Decisão Texto Integral:

Acordam os Juizes da Secção Social do T. Relação de Coimbra
Neste processo e por sentença proferida em 19/12/01, posteriormente confirmada por acórdão desta Relação, datado de 22/5/02 (que transitou em julgado) foi A, na qualidade de entidade patronal do sinistrado B, condenada:
1) a reconhecer que o acidente de que foi vítima B, foi um típico e indemnizável acidente de trabalho;
2) consequentemente a pagar ao trabalhador acidentado
- a quantia de 1.071. 078$00, a título de indemnização por ITA desde a data do acidente até à data da alta, acrescida de juros moratórios, calculados quinzenalmente à taxa supletiva legal, desde o dia seguinte ao do acidente, até integral pagamento;
- a pensão anual e vitalícia no montante de 429. 933$00, com efeitos a partir de 8/10/99, por ser o dia imediato ao da alta, a pagar em duodécimos na residência do sinistrado e por uma só vez, as prestações já vencidas com juros de mora à taxa supletiva legal
- No mês de Dezembro de cada ano, com efeitos a partir de Dezembro de 1999 inclusive, uma prestação suplementar de valor igual ao montante do duodécimo da pensão anual a que nesse mês o sinistrado tiver direito, que é actualmente no valor de 35.828$00 direito
- A quantia de 13. 091$00 a título de despesas com transportes, consultas médicas, medicamentos e canadianas.

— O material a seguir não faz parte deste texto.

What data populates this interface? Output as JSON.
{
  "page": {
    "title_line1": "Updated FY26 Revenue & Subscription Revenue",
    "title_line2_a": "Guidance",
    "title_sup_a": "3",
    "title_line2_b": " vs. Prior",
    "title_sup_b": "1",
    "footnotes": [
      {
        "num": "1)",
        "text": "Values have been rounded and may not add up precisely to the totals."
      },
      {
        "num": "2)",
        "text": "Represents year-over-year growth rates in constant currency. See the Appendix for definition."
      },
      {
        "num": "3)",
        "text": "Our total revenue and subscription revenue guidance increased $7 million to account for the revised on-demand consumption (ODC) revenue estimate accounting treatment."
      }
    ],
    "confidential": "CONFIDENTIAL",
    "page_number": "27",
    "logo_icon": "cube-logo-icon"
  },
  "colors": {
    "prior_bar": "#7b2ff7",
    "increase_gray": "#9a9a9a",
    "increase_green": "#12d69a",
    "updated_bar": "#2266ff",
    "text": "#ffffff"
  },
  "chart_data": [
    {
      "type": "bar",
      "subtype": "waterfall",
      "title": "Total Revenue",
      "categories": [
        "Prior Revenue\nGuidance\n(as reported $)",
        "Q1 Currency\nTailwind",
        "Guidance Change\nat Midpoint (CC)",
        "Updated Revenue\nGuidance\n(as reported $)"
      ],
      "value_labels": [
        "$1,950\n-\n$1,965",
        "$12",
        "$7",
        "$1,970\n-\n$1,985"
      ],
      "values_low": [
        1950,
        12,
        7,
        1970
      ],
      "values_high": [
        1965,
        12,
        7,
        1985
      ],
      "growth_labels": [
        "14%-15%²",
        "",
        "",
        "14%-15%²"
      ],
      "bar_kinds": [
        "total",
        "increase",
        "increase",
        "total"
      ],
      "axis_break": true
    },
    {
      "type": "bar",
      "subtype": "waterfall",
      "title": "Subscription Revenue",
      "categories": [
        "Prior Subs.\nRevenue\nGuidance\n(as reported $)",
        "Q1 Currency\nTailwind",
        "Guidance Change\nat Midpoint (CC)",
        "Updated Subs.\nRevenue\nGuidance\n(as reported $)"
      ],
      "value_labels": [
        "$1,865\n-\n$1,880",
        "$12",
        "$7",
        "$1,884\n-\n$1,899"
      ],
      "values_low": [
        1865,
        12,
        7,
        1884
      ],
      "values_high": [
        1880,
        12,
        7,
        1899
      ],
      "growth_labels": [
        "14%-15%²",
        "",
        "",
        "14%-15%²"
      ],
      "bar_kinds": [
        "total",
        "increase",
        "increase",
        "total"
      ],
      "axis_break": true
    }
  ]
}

Uma vez que a entidade patronal não comprovou no processo o pagamento de tais quantias, foi instaurada a competente execução, no âmbito da qual não foi possível penhorar nenhum bem, dado que aquela se encontra inactiva, não lhe sendo conhecidos bens passíveis de apreensão
Igualmente nas execuções contra ela movidas para cobrança de custas e do montante devido a título de caução, não houve igualmente possibilidade de proceder a qualquer penhora.
Em vista disso o sinistrado veio então requerer que se notificasse o FAT, para efectuar o pagamento das importâncias já aludidas.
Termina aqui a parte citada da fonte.